NoteYou can view the Scheduling Settings information in code editor or visualization mode. You can switch the view mode in the upper-right corner of the Scheduling Settings tab.
-
-
Compare versions:
You can compare different versions of a node on the Developer Record or Publish Record tab. The following example shows how to compare versions from the development history.
-
Compare versions in the same environment: On the Developer Record tab, select two versions and click Select Comparison at the top to compare the node code and scheduling information of the selected versions.
-
Compare versions between different environments:
-
On the Developer Record tab, locate a version of the node.
-
Click Compare in the Operation column. On the details page, select a version from the Publish Record or Build Records to compare with.
-
-
-
Restore a version:
You can only restore a node to a previous version from the Developer Record tab.
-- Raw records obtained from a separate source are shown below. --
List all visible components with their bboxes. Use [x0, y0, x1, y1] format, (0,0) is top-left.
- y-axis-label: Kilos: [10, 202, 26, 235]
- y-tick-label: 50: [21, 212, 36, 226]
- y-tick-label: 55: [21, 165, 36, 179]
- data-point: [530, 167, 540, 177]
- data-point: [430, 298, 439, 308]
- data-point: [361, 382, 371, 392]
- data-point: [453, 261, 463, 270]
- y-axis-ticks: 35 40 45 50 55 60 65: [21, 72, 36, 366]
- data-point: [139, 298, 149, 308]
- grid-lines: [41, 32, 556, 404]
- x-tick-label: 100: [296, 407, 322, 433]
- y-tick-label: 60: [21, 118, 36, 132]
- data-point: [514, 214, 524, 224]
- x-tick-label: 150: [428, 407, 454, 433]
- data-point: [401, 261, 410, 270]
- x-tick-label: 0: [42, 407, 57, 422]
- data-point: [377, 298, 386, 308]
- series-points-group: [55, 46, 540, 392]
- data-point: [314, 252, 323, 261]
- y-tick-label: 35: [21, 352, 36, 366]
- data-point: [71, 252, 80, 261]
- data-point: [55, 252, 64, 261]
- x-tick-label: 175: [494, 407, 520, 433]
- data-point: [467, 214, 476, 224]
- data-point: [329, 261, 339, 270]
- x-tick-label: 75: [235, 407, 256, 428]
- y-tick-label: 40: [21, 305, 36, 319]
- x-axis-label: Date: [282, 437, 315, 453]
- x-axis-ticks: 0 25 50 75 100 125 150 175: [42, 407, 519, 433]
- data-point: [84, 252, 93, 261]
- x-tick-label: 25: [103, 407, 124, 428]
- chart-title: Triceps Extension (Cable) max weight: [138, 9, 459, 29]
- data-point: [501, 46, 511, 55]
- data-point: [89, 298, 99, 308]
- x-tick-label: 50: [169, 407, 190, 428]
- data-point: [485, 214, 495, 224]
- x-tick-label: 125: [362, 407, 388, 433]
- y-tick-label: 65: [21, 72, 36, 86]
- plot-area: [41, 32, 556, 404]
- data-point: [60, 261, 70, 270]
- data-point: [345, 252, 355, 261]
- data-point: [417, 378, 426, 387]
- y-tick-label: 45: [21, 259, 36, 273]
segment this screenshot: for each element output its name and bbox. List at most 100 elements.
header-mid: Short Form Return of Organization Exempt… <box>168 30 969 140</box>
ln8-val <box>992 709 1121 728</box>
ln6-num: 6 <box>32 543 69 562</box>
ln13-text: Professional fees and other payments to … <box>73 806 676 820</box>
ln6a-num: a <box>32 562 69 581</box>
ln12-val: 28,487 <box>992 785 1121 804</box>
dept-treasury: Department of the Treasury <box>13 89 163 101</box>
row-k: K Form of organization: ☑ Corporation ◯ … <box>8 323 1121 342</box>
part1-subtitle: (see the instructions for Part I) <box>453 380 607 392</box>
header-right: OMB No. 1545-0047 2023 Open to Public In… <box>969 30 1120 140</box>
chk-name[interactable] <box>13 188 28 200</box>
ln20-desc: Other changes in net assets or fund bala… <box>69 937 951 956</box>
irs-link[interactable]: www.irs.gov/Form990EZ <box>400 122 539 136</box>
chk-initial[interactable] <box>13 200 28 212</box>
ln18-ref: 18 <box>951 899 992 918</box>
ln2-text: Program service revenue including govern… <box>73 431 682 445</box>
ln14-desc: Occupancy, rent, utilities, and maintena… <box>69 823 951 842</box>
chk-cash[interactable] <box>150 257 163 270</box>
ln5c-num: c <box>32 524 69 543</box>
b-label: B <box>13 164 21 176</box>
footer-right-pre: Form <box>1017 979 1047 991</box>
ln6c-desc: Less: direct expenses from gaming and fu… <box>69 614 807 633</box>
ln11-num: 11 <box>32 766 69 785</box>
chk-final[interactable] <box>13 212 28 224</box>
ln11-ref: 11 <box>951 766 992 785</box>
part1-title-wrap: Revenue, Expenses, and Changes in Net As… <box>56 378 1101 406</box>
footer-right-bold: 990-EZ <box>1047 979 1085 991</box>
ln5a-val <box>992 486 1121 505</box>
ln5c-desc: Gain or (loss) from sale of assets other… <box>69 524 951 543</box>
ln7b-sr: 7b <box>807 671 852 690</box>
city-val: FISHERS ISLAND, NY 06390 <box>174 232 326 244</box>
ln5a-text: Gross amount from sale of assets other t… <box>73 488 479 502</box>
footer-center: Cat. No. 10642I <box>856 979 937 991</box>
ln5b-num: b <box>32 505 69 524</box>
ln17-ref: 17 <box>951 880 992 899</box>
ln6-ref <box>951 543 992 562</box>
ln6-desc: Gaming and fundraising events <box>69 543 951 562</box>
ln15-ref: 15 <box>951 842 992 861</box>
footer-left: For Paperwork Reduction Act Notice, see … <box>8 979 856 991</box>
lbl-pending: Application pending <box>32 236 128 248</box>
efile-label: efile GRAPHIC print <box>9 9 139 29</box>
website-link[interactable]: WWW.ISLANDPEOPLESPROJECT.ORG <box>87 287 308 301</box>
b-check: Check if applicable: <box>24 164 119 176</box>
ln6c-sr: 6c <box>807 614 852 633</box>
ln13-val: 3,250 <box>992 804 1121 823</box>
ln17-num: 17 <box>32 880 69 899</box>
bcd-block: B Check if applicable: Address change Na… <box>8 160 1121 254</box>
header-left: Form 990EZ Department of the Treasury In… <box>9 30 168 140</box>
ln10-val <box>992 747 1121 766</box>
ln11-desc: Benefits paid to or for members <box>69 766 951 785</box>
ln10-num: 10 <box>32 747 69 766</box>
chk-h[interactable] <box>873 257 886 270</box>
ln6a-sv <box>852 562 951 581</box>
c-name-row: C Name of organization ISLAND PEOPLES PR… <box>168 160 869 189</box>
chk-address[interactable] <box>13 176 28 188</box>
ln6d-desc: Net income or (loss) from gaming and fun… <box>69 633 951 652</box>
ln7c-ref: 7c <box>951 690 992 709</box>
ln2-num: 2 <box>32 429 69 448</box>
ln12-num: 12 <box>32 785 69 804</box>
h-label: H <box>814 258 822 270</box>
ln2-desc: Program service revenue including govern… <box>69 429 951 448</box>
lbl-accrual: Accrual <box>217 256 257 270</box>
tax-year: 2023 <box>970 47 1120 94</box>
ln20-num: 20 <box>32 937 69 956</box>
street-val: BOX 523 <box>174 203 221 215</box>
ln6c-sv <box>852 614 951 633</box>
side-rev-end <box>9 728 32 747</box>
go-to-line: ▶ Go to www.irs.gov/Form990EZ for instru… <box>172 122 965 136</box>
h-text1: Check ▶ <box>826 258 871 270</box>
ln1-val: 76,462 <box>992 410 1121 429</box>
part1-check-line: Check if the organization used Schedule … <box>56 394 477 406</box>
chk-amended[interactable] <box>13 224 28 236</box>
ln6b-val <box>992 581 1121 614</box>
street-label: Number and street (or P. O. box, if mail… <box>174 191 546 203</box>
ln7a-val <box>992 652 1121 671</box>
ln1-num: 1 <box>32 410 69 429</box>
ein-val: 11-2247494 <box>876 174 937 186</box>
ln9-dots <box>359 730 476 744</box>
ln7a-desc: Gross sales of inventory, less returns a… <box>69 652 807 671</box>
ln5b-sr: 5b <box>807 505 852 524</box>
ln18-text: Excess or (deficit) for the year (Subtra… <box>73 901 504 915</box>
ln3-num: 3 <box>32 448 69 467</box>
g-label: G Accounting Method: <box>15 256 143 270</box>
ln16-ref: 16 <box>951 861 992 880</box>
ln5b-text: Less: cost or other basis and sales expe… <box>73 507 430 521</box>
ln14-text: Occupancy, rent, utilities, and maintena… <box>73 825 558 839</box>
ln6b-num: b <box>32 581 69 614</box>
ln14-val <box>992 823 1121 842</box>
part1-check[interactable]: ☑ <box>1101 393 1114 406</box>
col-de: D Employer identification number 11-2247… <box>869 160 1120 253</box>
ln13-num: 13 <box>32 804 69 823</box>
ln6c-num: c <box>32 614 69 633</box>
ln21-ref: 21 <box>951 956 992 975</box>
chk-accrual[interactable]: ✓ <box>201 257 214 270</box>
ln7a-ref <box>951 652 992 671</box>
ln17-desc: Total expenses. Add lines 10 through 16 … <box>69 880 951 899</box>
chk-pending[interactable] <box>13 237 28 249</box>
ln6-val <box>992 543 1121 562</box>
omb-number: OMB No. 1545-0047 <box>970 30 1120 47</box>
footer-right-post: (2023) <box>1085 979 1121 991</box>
On this tab, find the target version and click Restore in the Operation column to restore the node's code and Scheduling Settings information to that version.
-
References
-
For details about developing nodes in scheduled workflows and manually triggered workflows, see scheduled workflow orchestration and manually triggered workflows.
-
After you create and develop a node, you can publish it to the production environment. For details, see node scheduling configuration and Publish nodes and workflows.
FAQ
Can I download node code, such as SQL or Python, to a local machine?
-
Answer: Direct downloads are not supported. As a workaround, you can copy the code to your local machine during development. Alternatively, the new DataStudio lets you add a local file to your personal folder for development. When you complete development, submit the code to the workspace directories.